Les missions du Coges touchent
beaucoup d’aspects a priori…
Effectivement.
Une autre mission, c’est de contribuer à la résolution des problèmes liés au
déficit des enseignants, d’œuvrer à la scolarisation des enfants, notamment les
jeunes filles. Dans ce sens, le Coges doit sensibiliser les parents afin qu’ils
emmènent leurs filles à l’école. En plus de cela, il aide à la promotion des
cantines et contribue à leur installation. Un repas qui coûte 25 FCfa n’est pas
équilibré. On peut s’organiser afin que l’enfant qui est à Tiébissou, par
exemple, envoie des boutures d’ignames pour la cantine afin de pouvoir manger équilibré.

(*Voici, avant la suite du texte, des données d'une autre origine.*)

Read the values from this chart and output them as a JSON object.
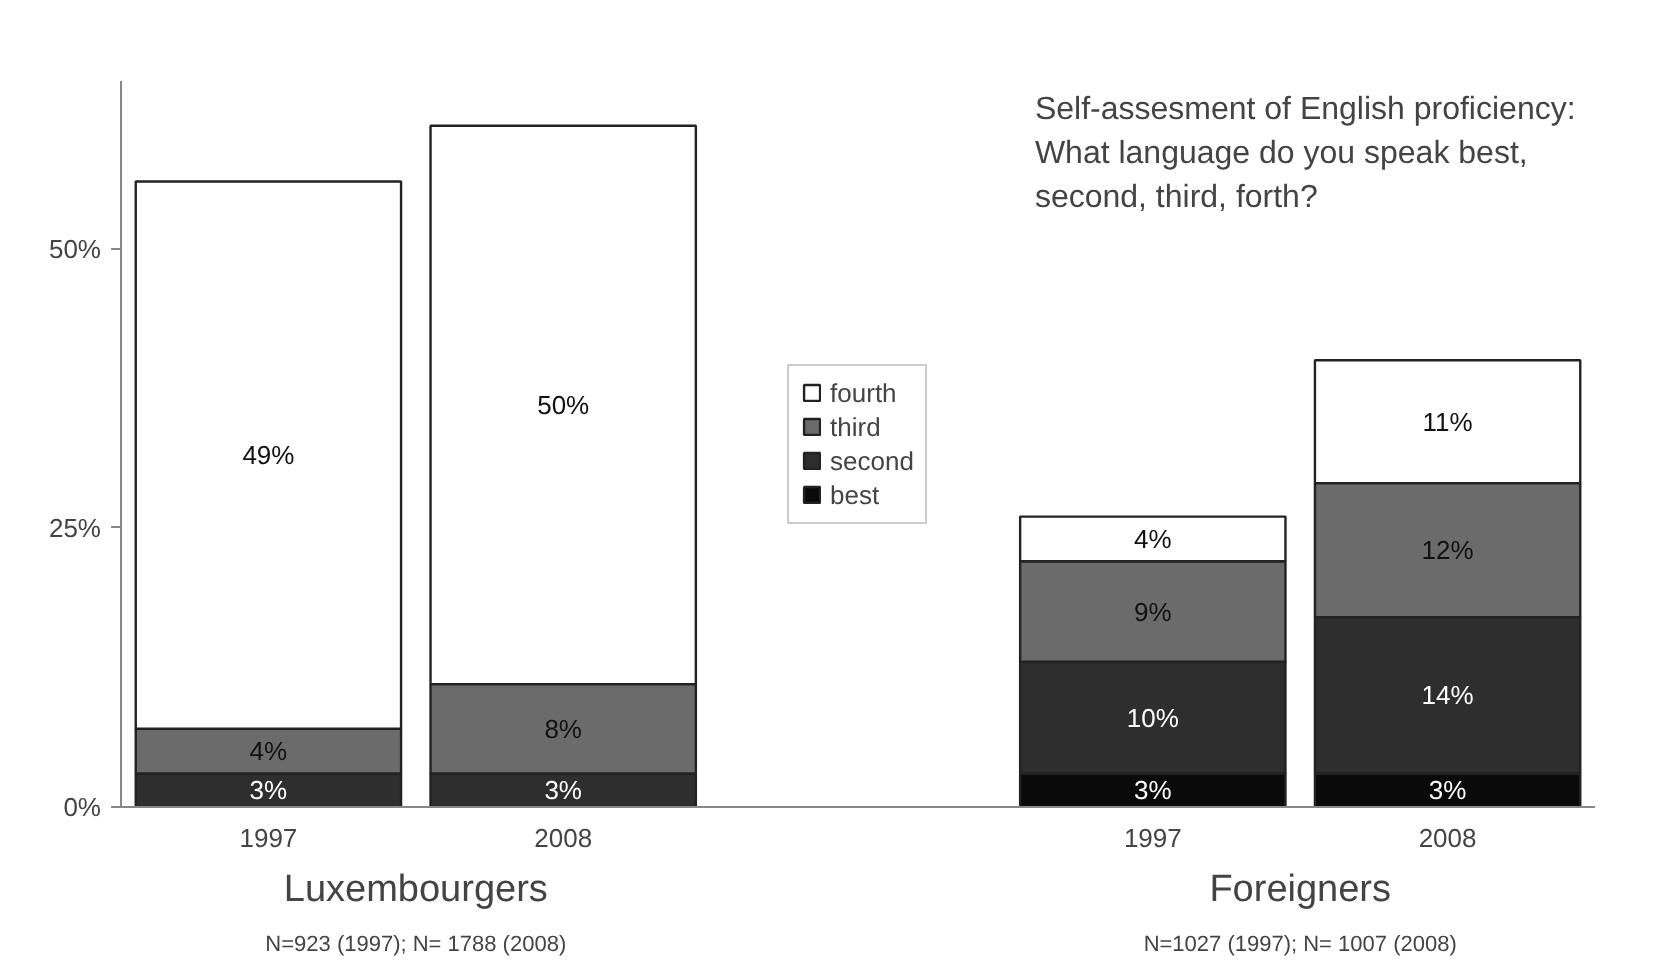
{
  "chart_data": {
    "type": "bar",
    "stacked": true,
    "title": "Self-assesment of English proficiency:\nWhat language do you speak best,\nsecond, third, forth?",
    "categories": [
      "1997",
      "2008",
      null,
      "1997",
      "2008"
    ],
    "series": [
      {
        "name": "best",
        "color": "#0a0a0a",
        "values": [
          null,
          null,
          null,
          3,
          3
        ]
      },
      {
        "name": "second",
        "color": "#2e2e2e",
        "values": [
          3,
          3,
          null,
          10,
          14
        ]
      },
      {
        "name": "third",
        "color": "#6b6b6b",
        "values": [
          4,
          8,
          null,
          9,
          12
        ]
      },
      {
        "name": "fourth",
        "color": "#ffffff",
        "values": [
          49,
          50,
          null,
          4,
          11
        ]
      }
    ],
    "ylim": [
      0,
      65
    ],
    "yticks": [
      {
        "value": 0,
        "label": "0%"
      },
      {
        "value": 25,
        "label": "25%"
      },
      {
        "value": 50,
        "label": "50%"
      }
    ],
    "value_labels": [
      [
        null,
        null,
        null,
        "3%",
        "3%"
      ],
      [
        "3%",
        "3%",
        null,
        "10%",
        "14%"
      ],
      [
        "4%",
        "8%",
        null,
        "9%",
        "12%"
      ],
      [
        "49%",
        "50%",
        null,
        "4%",
        "11%"
      ]
    ],
    "legend": "center",
    "annotations": [
      "Luxembourgers",
      "N=923 (1997); N= 1788 (2008)",
      "Foreigners",
      "N=1027 (1997); N= 1007 (2008)"
    ]
  }
}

Des contributions en nature en
quelque sorte…
Exactement.
Pourquoi tout est argent ici? Au Niger, le peuple mobilise 4 milliards
pour aider l’Etat à réaliser des infrastructures. Là-bas, les salles de classe sont
en paillote. Et lorsqu’on demande à un parent de cotiser 2.000 FCfa, par
exemple, il peut décider de donner des bottes de pailles pour l’école. N’est-ce
pas une cotisation?
Les parents savent-ils qu’ils
peuvent contribuer en nature à la
vie de l’école plutôt que de cotiser?
C’est
quand vous allez aux réunions que vous pouvez savoir ces choses-là. Pour la
réparation d’une clôture, selon ton handicap tu peux dire : ‘’je suis maçon
et au lieu de cotiser pour mon enfant, ne
me payez pas la main d’œuvre, je ferai le travail’’. C’est une façon de cotiser.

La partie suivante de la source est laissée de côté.